Poutou l'illusionniste

Publié à 10h22, le 12 avril 2012 , Modifié à 14h03, le 12 avril 2012

Poutou l'illusionniste
Philippe Poutou le 11 avril sur France 2

Oui, Philippe Poutou a crevé l’écran le 11 avril dans Des paroles et des actes. Avec son air faussement détaché, son franc parlé et son aplomb, il tranche avec l’échiquier politique habituel, et ça fait du bien. Mais Philippe Poutou est-il aussi carré sur le fond que ce qu’il a laissé paraitre ? 

Dans son échange avec François Lenglet, il réussit à faire planer le doute : Et si, pour une fois, le journaliste économique s’était planté ?

Il faut presque se repasser la scène au ralenti pour comprendre la démonstration du candidat du NPA. Il parle vite, assène des chiffres, et donne l’impression de prendre l’ascendant. Mais en vérifiant ses propos, on trouve du flan.

  1. "C'est pas l'estimation Poutou"

    Sur francetv.fr

    Reprenons le fil de la discussion. François Lenglet s’étonne de certains chiffres inscrits dans le programme du candidat et brandit ses graphiques préférés.

    La question est technique : le programme de Poutou prévoit d’aller chercher de l’argent, entre autres, en revenant sur la réforme de l’ISF et en mettant fin aux exonérations de charges sociales sur les salaires pour les entreprises.

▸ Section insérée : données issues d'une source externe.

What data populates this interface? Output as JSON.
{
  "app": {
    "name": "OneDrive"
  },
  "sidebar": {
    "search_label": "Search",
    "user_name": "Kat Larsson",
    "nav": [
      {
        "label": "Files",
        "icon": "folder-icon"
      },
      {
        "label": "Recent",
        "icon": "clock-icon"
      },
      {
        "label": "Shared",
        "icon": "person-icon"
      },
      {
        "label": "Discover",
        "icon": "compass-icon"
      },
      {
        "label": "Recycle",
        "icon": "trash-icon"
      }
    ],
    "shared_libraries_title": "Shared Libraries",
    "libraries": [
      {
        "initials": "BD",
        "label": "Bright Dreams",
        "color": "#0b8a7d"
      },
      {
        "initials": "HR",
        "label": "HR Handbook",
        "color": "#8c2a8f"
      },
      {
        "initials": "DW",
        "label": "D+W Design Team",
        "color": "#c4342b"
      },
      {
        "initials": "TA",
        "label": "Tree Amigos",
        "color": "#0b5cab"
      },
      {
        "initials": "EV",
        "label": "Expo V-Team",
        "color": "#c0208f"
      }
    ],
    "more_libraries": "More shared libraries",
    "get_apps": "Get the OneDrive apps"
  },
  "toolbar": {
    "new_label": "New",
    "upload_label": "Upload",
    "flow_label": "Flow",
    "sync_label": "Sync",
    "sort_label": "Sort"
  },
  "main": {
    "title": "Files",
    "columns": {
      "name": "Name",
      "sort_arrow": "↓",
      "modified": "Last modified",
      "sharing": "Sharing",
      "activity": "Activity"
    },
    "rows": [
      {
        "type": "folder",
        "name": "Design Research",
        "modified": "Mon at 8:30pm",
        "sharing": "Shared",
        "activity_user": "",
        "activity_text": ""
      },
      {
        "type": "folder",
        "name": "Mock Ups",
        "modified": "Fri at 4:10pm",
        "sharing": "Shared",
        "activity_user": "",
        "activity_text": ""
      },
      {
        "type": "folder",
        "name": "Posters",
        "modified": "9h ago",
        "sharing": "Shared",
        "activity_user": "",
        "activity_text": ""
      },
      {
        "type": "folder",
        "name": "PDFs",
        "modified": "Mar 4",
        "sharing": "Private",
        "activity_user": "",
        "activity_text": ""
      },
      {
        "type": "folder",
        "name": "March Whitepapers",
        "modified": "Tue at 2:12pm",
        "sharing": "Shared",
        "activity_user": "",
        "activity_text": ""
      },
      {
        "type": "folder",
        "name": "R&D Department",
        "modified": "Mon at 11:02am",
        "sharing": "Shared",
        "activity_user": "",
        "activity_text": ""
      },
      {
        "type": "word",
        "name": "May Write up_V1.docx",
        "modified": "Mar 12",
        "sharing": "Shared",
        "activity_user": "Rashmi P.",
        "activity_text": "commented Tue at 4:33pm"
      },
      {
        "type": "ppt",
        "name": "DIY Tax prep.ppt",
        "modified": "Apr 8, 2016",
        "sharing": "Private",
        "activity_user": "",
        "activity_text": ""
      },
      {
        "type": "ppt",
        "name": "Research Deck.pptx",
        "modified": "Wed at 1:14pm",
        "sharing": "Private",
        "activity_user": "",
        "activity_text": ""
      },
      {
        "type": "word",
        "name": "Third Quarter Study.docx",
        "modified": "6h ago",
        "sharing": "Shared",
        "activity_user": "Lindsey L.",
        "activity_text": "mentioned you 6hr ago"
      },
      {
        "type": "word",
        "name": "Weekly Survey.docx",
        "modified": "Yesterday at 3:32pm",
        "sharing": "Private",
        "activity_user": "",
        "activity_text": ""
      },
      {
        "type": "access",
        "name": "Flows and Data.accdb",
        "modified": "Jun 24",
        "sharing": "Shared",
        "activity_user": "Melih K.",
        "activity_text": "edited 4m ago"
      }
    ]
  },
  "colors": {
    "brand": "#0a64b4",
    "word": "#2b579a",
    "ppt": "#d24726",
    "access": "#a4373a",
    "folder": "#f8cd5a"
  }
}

Les graphiques de Lenglet montrent que de telles réformes ne rapporteraient pas l’argent promis. Les estimations du NPA sont même 10 fois trop optimistes.

    Comment Philippe Poutou, habitué aux grands discours théoriques sur l’exploitation et le pouvoir aux travailleurs, allait-il se sortir de ce tunnel de chiffres ? Bien, en apparence. Mal, lorsqu’on vérifie ses propos.

    Le candidat, visiblement gêné, commence par remettre en question les graphiques du journaliste :

    Non mais là, tout est faux. C’est pas l’estimation Poutou, c’est pas la mienne celle-là !

    Ben si. Dans son programme, il est écrit noir sur blanc que revenir sur la réforme de l’ISF rapporterait 19 milliards d’euros. Certainement une faute de frappe puisqu'on peut trouver dans d'autres documents du NPA le bon chiffre : 1,9 milliards d'euros. Mais, Poutou ne cherchera pas à se battre sur ce chiffre pour le reste de l’émission.

    Le candidat cherche ensuite à repartir sur le terrain des idées. Gêné par l’utilisation du terme "charges sociales", il se lance dans une explication idéologique: 

    Je veux dire que charges sociales ça n’a aucun sens, ça n’existe pas, c’est le langage patronal : c’est des cotisations sociales. Ca déforme la réalité, pour donner l’idée que ça pèse lourd sur l’entreprise. (…) Donc, déjà, ça discrédite le document ! Vous avez faux pour commencer, c’est dommage ! 

    Pas d’intimidation qui vaille, François Lenglet reste collé à la question des chiffres. Philippe Poutou doit donc y revenir. Problème: ce qui est écrit dans son programme correspond au graphique du journaliste :

    Pour retomber sur ses pattes, et en mettant de côté les chiffres de son programme, Philippe Poutou va parler tout à la fois d’exonérations sociales, de cadeaux fiscaux, de baisse de l’impôt sur les sociétés et de niches fiscales. Des termes qui se recoupent et derrière lesquels on peut mettre beaucoup de milliards :

    Les exonérations de cotisation sociales c’est 31 à 32 milliards, donc vous avez pratiquement tout juste.

    Mais après c’est la question des cadeaux fiscaux, des niches fiscales. C’est pas 172, c’est 142 milliards aujourd’hui. (…) Mais la question ce sont les niches fiscales, toutes les réformes qui ont été faites depuis 25-30 ans. Une politique délibérément menée pour les plus riches. Donc la baisse d’impôt pour les sociétés plus les niches fiscales, ça représente 142 milliards à l’année qui ne rentre pas dans les caisses de l’état. 

    Trop technique, trop peu de temps de parole, François Lenglet n’a pas pu rebondir. Philippe Poutou, lui, a donné l’impression de maîtriser le débat. C’est ce qu’il en restera.